Rudolph found three relationship strategies among her subjects: developing relationships with friendship skills; trying to be popular or cool, and trying to avoid negative judgements, or 'looking like a loser'.
Of the 373 second grade children studied half reported that they had been victimised in some way - from teasing and gossip to physical attacks. The researchers went back to the subjects in the third grade to see which of the three approaches to relationships gave the best results.
The children who had most social success were those who dealt with relationships by trying to build friendships. They were more likely to seek help with bullying and cooperate to resolve conflict and less likely to respond impulsively.
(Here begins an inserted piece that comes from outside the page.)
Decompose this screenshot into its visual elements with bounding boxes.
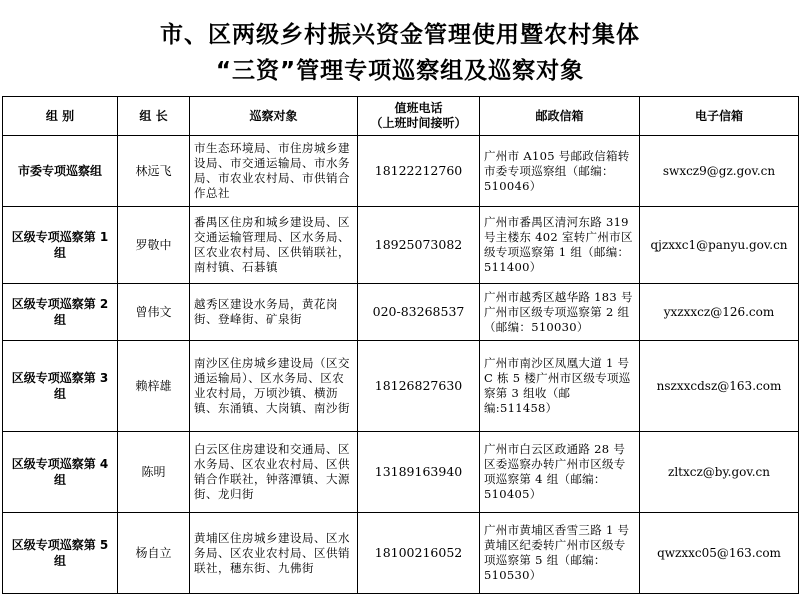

The kids who wanted to be seen as cool were more likely to retaliate to bullying and also had a less positive view of their peers.
Finally, the children who sought above all to avoid criticism, tended to ignore bullying.
Children who were most victimised as second graders started to develop escape strategies or to brood over the problem without actually dealing with it. "[They] were less likely to show problem-solving type strategies [in the third grade]," Professor Rudolph said.
Rudolph hopes that understanding children's social goals may help teachers and parents take more effective action when youngsters are subjected to bullying.
She said: "Just telling kids, 'this is what you should do' might not change their behaviours because their goals might be different from our goals," she said. "So I think understanding where the kid's coming from and why they're actually acting the way they do is going to be crucial for changing their behaviour."